MONTREAL, Que. — The 1954 Chevy cabover was not originally built for speed. It was a work truck. This particular model even hauled grain during its working days in Arizona. But after finding its way into Canada, it was transformed into a tube-framed dragster.
That’s when the truck caught Bob Massey’s attention.
The owner of a Montreal-based flatbed towing service, and drag-racing enthusiast, believes it’s the only “big rig drag racer” of its kind.
Like many work trucks, it has been customized for a specific task. In this case, meeting a need for speed. Powered by a 486-cubic-inch, 600-hp GM big block engine, the 2,400-pound machine launches down a quarter-mile track in 9.6 seconds, reaching a top speed of 220 km/h. It runs an eighth mile in 6.1 seconds, reaching speeds of 209 km/h.

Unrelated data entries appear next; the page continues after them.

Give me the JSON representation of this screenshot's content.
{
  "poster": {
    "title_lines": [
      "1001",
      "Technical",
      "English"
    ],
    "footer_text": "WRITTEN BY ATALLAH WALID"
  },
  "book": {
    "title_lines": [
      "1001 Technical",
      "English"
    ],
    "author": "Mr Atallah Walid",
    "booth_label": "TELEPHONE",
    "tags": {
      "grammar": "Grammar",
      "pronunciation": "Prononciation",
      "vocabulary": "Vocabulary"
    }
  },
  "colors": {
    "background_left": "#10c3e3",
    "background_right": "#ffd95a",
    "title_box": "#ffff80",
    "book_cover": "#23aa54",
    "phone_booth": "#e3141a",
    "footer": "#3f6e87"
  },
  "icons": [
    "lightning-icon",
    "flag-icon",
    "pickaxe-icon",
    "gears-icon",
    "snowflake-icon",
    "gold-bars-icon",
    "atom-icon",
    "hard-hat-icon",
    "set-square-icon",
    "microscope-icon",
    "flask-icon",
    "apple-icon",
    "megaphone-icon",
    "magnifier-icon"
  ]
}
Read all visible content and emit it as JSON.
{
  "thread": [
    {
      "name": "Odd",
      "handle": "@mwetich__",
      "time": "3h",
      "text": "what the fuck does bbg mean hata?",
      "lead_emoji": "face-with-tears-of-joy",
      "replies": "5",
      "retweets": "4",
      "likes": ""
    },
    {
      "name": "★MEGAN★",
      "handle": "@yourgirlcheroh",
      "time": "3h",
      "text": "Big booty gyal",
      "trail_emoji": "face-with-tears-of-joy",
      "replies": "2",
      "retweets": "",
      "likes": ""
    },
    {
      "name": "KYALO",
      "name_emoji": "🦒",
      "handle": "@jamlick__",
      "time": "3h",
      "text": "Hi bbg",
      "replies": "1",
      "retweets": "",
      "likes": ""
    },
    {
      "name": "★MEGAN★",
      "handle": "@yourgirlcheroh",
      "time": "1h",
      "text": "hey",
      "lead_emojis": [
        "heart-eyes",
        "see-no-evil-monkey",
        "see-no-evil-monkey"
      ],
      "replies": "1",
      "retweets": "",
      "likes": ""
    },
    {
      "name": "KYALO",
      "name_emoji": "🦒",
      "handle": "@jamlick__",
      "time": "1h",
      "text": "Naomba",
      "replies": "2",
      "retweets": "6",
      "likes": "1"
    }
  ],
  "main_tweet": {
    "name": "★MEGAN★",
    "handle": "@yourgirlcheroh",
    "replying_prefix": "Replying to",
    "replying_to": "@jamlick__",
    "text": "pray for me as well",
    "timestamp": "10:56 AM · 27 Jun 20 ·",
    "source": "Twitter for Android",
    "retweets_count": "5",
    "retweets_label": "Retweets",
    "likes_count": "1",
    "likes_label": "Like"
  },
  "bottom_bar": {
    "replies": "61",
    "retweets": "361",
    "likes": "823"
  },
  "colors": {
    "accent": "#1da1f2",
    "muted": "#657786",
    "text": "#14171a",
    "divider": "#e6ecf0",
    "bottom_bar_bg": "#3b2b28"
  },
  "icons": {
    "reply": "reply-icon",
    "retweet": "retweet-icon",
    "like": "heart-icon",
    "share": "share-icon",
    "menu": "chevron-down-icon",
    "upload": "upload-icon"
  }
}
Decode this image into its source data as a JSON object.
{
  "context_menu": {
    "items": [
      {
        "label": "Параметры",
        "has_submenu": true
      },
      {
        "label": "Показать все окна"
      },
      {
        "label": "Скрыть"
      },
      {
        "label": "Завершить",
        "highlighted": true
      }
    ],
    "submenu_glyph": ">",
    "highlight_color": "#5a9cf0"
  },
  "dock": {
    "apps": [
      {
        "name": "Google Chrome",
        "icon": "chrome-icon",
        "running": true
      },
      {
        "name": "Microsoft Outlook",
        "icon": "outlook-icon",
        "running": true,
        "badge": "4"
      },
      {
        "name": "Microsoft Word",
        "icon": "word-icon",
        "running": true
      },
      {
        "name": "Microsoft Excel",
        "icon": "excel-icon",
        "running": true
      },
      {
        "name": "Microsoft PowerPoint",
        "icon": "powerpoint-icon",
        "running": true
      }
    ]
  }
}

The one change Massey made involved installing a carburetor so the machine could run on racing fuel rather than alcohol.
“It goes down the track straight,” he adds, referring to how it handles. “You stick it in gear and you floor it.”
Admittedly, the cabover is a bit slower than the traditional dragster he drives, because it’s almost double the weight. But there’s a distinct advantage to having an engine behind him instead of up front.
“You’re not worrying about the motor blowing up,” he says.